Just as likely (maybe more so), the right wing of the elite will strike back with crude appeals to American will and “stomach” demonstrated via old-fashioned military power. And they may well succeed, as Ronald Reagan did in the wake of Vietnam.
However things play out, the peace movement cannot afford to ignore this crucial piece of the picture. It’s too dangerous to overlook the domestic political power of Cheney’s neo-neocon rhetoric. It has to be met head-on with a very different story. If we want to look back to the ‘60s, we can make the civil rights movement, not Vietnam, our model for courage, will, and power.
On the broadest level, Cheney’s talk of credibility and will is important because it explains not merely why we fight, but why we lose. The Iraqis, like the Vietnamese, know exactly what they want: to rid their nation of military occupiers, so that they run their own country their own way.

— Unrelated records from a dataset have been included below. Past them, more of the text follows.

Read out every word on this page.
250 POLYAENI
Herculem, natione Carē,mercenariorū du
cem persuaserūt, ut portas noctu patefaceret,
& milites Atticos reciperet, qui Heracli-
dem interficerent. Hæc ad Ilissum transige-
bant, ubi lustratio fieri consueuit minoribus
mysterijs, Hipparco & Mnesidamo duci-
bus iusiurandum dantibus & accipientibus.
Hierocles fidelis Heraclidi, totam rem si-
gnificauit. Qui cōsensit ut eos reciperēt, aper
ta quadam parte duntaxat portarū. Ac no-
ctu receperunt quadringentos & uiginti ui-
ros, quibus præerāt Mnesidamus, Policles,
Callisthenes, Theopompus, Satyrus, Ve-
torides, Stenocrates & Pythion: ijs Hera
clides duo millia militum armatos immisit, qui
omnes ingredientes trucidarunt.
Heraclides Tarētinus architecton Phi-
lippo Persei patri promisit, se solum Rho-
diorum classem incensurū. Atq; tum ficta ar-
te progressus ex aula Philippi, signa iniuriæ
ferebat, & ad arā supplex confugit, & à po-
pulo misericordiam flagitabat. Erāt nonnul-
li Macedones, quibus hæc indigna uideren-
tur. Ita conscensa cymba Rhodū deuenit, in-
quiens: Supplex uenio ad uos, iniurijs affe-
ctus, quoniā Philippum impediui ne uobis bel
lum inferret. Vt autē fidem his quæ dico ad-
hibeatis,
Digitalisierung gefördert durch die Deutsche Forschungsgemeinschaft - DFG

We, Cheney says, are fighting mainly to send a symbolic message to the world, and to ourselves. It’s a demonstration war. It’s war as theater. The victory we want to score can happen only inside the minds of the audience. That’s why we can’t ever know for sure when we’ve won. We can’t even say for sure what “victory” might mean. And that means our fighters won’t ever have the same zeal for victory as their opponents.
That should be a fairly simple message to get across to the public. But first we have to take some of Cheney’s words seriously.
Ira Chernus is Professor of Religious Studies at the University of Colorado at Boulder and author of Monsters To Destroy: The Neoconservative War on Terror and Sin.